Hell isn’t a unique topic in the realms of heavy metal. Whether it’s scalding hot or freezing cold, overpopulated with sinners or barren like a desert filled with tumbleweeds and rattlesnakes, Satan’s home and permanent tourist hot-spot has been covered to death and undeath too many times to count. Many metal bands, from Black Sabbath to the kvltest of tr00 black metal, weaved so many tales of that realm that it’s become old hat now. M.S.W., the sole member of Salem, Oregon’s Hell, knows this. Over the course of three numerical self-titled albums, Hell‘s droning take on the concept of Hell has won over many doom metal fans over the last decade. With this newest (and second self-titled), M.S.W. has come closest to achieving what Hell feels like to the listener.
Mere seconds into opener “Helmzmen,” the fat riffing and thunderous drums make their presence felt, leveling heads and eardrums with ease. Then there’s the bass. Gross, distorted, grimy, chewy bass that feels wet and diseased. Bass that, upon listening, will make you want to take a shower to scrape the filth off. In other words, the bass tone is disgustingly awesome. Adding to the misery, the indecipherable vocals howl, yowl, hiss, screech, and caw with unhinged insanity, adding to the miserable feeling one gets when hopelessly trapped in their own private nightmare. This isn’t doom that begs you to boogie and groove, or doom that laments in sadness and woe. This is Doom (capital “D” intended) that instills dread in the listener, eschewing the false hope that things will be okay in the end.
And that dread lingers and grows as the minutes progress. “SubOdin” and “Inscriptus” both have moments where Hell “rocks out,” coming the closest to what demons would consider a good party tune, but they’re still covered in soot and brimstone ash. Instrumental “Wandering Soul” contains a decent Grief-esque groove, offering what little light the album allows the listener to enjoy. But the most effective statement of intent comes in the form of the 17-minute one-two punch of the final two songs. First up, the twelve-minute “Victus” lurches like a diseased behemoth before spreading out with a tremolo riff at four minutes in, launching into a somber melody (complete with violins) at 6:33, and finally decimating from 8:45 onward with riff after crushing riff. And closer “Seelenos” is the musical equivalent of Nosferatu the Vampyre‘s Lucy Harker surveying the wreckage of her beloved city of Wismar after Count Dracula moves in. A somber guitar melody and a woman’s operatic wailing offer not peace, but rather the dismal aftermath of a journey wrought with despair and hopelessness. A fitting end to a dreary endeavor.

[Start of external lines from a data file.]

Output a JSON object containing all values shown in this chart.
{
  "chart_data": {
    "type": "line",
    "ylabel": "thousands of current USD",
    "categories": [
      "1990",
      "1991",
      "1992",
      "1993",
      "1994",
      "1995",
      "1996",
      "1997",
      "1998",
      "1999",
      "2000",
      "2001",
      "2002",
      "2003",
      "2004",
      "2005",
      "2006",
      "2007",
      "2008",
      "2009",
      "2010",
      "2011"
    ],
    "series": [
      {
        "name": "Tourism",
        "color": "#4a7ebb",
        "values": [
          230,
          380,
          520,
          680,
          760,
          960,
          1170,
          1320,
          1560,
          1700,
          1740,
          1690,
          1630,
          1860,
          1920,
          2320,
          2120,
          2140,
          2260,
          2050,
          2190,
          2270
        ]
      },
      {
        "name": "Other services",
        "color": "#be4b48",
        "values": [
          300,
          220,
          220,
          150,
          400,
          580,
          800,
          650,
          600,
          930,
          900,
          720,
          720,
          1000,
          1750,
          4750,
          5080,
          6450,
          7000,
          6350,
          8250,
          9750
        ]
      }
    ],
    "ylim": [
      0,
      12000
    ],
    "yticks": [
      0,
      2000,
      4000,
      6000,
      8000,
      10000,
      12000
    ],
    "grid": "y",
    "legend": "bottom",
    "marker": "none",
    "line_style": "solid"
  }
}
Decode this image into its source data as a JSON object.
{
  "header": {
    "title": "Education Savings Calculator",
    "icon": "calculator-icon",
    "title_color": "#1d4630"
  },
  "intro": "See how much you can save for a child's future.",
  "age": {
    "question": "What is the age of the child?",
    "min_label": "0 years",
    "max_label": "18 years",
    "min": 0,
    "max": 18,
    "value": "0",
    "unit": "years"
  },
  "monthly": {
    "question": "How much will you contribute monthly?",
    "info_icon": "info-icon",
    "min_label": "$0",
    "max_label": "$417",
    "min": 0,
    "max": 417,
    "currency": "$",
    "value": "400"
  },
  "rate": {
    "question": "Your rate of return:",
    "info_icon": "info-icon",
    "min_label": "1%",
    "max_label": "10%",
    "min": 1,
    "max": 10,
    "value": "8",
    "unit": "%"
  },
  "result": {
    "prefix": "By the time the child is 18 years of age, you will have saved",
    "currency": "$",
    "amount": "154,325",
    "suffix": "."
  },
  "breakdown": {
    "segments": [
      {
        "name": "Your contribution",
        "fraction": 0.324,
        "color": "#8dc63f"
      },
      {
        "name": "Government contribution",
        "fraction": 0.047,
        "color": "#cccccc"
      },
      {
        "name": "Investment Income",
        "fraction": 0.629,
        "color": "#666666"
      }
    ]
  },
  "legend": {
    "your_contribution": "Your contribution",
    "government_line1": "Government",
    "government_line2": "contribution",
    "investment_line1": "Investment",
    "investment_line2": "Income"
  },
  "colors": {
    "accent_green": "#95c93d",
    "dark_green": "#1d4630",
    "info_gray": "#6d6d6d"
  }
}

Soundwise, Hell is punishing. Normally, I would complain about the lack of dynamics on offer, but it fits the overall theme of the band’s (and album’s) concept. I do wish the acoustic guitar buried within “Victus” was given a bit more room to shine, but it still fits, smothered as it is. Maybe shaving a bit off of “Inscriptus” and “Wandering Soul” could make a stronger impact as well, but those are nitpicks. Rarely before have I listened to a concept executed as well as here. Much like other doom heavyweights like SunnO))) and Vainaja, Hell struck gold here.
Mind you, this is a love-it-or-hate-it album. The off-kilter vocals and layers of dense distortion will drive away many listeners, denying the album a fair shake. Push onward, however, and there’s much to discover and (miserably) enjoy. Hell is lonely, scary, and devoid of light and hope. Hell is brutal, beautiful, and awesome. Hell is essential for those who want to experience Doom at its most crushing.